Fisiologicamente, quando si ha il legame delle particelle Ldl ai recettori specifici, si ha internalizzazione endocellulare del complesso in vescicole che si fondono negli endosomi: qui le Ldl vanno incontro a degradazione lisosomiale, mentre il recettore è ‘riciclato’, tornando a essere esposto in superficie. «Però, quando al legame tra Ldl e recettore, si aggiunge anche il legame della PCSK9» riprende Catapano «si ha la degradazione a livello lisosomiale anche del recettore, che dunque non è più disponibile sulla superficie cellulare. Inibendo l’attività del PCSK9 si riduce quindi il colesterolo-LDL circolante in quanto aumenta l’espressione dei recettori Ldl».

Per conseguire tale inibizione erano perseguibili molte strategie ma finora, al tempo record di soli 10 anni dalla scoperta della molecola, l’unica sviluppata è quella degli anticorpi monoclonali che bloccano la PCSK9, consentendo appunto l’aumentata presenza di recettori per le LDL sugli epatociti e quindi una maggiore clearance di LDL dal torrente ematico.

L’ipercolesterolemia è la forma più comune di dislipidemia, un’anomalia dei lipidi presenti nel sangue che conta circa 300 milioni di casi negli Stati Uniti, in Giappone e in Europa occidentale. Secondo i Centers for Disease Control and Prevention statunitensi, oltre 71 milioni di americani adulti presentano livelli elevati di colesterolo LDL,5 o colesterolo “cattivo”, condizione che è riconosciuta come uno dei principali fattori di rischio per lo sviluppo di malattie cardiovascolari.
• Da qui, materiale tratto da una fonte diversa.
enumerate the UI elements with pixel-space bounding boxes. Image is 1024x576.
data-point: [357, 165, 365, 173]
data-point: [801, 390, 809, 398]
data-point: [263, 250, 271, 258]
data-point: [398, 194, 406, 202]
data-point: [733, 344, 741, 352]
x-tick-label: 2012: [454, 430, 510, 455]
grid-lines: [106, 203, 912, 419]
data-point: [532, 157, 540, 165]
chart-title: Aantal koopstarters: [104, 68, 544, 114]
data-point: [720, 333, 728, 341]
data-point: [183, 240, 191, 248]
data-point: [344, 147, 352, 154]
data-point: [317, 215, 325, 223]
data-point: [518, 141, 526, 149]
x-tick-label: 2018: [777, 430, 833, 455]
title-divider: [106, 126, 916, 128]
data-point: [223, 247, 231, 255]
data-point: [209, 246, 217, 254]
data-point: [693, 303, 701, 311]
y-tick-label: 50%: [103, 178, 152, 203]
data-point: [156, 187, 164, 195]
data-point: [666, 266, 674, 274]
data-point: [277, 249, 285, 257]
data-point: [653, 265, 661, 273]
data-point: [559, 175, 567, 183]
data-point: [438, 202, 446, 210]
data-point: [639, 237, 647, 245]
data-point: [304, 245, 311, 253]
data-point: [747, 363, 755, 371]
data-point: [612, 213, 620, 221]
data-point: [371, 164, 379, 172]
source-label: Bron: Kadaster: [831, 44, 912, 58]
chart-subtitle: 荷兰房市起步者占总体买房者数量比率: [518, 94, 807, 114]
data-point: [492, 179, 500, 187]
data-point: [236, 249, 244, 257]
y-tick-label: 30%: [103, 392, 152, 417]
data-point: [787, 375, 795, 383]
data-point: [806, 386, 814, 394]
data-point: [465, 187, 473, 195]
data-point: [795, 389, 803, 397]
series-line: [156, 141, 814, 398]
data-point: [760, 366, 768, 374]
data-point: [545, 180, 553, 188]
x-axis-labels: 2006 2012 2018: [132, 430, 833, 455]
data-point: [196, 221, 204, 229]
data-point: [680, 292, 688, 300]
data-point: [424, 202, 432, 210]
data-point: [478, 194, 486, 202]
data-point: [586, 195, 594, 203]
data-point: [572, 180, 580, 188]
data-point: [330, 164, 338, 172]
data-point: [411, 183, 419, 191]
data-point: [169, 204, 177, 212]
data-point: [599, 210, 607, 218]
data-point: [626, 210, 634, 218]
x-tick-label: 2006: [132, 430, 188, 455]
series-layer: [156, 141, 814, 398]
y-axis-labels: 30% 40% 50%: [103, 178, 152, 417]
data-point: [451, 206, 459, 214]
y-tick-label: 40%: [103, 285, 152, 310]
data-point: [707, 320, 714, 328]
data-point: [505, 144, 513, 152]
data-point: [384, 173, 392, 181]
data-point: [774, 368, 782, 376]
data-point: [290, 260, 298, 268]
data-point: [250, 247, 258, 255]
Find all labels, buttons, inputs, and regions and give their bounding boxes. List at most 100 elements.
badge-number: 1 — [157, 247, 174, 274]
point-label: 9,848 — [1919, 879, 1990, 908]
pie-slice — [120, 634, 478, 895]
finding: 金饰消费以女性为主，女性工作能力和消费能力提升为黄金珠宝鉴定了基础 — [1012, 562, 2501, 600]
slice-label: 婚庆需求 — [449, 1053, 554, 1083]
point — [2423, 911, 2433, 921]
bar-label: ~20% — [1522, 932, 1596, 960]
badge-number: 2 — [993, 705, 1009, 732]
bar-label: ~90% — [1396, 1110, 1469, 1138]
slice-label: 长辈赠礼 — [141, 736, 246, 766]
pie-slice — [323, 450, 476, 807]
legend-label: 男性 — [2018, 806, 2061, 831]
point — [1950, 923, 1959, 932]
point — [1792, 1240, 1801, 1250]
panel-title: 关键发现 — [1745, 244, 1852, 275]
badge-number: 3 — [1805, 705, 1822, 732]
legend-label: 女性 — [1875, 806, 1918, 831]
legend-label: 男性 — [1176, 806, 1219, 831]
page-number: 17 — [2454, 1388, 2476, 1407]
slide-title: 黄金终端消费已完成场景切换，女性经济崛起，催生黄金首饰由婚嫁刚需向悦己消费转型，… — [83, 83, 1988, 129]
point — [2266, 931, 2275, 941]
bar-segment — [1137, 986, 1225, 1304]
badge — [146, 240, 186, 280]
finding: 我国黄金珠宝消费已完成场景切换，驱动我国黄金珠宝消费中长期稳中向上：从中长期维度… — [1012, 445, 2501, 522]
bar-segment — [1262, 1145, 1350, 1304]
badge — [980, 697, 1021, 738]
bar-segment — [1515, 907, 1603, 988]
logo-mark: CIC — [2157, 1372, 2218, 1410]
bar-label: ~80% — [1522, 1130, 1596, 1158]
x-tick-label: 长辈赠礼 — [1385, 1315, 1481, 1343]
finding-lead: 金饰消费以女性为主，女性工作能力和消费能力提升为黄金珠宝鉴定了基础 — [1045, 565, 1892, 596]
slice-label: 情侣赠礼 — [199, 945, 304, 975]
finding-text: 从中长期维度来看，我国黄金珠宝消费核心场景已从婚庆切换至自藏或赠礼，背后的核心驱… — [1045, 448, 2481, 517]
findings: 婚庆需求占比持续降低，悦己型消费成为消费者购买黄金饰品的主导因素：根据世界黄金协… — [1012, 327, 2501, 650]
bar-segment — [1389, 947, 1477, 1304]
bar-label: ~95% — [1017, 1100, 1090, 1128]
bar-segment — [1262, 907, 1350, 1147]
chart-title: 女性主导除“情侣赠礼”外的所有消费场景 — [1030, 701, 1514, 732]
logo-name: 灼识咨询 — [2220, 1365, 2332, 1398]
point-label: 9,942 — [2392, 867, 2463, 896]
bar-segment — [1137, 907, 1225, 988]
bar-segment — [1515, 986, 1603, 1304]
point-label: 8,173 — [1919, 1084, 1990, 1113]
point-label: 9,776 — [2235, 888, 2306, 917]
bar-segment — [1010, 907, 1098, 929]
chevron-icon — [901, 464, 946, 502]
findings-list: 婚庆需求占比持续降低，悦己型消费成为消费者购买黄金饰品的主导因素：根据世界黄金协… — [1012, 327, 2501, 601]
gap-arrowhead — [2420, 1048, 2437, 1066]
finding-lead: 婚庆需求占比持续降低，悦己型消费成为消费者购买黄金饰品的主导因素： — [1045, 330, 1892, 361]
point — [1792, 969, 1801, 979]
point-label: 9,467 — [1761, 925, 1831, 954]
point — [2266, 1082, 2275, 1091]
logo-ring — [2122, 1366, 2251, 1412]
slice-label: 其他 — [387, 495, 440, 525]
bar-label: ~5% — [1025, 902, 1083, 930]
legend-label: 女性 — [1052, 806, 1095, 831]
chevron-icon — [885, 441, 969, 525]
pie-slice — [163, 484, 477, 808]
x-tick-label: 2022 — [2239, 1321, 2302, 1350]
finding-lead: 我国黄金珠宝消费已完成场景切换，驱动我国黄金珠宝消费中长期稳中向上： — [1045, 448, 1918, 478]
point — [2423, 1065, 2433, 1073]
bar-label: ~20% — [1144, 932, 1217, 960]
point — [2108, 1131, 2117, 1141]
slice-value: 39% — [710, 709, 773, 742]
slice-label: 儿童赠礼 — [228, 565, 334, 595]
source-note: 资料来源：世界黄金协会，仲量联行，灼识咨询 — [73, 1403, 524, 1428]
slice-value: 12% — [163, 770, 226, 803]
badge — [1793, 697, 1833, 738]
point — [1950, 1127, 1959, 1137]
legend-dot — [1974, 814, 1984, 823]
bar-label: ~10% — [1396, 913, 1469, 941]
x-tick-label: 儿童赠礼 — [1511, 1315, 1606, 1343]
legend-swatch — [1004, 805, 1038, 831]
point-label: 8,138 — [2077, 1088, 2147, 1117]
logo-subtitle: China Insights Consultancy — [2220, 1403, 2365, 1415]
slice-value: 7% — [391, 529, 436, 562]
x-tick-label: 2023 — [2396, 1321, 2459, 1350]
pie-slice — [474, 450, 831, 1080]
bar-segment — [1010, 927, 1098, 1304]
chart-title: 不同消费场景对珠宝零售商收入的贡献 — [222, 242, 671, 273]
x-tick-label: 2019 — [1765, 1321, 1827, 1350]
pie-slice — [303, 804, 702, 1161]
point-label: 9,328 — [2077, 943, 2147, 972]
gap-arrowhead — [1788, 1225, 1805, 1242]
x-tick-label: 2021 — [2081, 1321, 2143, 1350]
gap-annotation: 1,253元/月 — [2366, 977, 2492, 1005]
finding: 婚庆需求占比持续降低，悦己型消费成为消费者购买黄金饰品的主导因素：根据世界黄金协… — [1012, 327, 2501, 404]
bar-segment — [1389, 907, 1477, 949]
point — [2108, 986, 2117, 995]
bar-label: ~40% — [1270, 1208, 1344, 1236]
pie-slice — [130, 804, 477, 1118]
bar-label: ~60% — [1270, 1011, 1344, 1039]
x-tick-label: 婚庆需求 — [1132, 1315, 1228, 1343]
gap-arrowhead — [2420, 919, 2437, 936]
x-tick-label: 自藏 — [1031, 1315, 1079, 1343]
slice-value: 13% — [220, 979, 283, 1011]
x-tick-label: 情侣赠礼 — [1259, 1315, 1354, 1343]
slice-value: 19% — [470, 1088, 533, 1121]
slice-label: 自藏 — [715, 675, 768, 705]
I pazienti con ipercolesterolemia familiare, una condizione ereditaria che provoca la presenza di livelli elevati di colesterolo LDL già a partire dalla nascita, sono esposti a un rischio elevato di eventi cardiovascolari in età precoce. L’ipercolesterolemia familiare eterozigote è uno dei disturbi genetici più comuni, che a livello mondiale interessa circa un individuo su 200-500.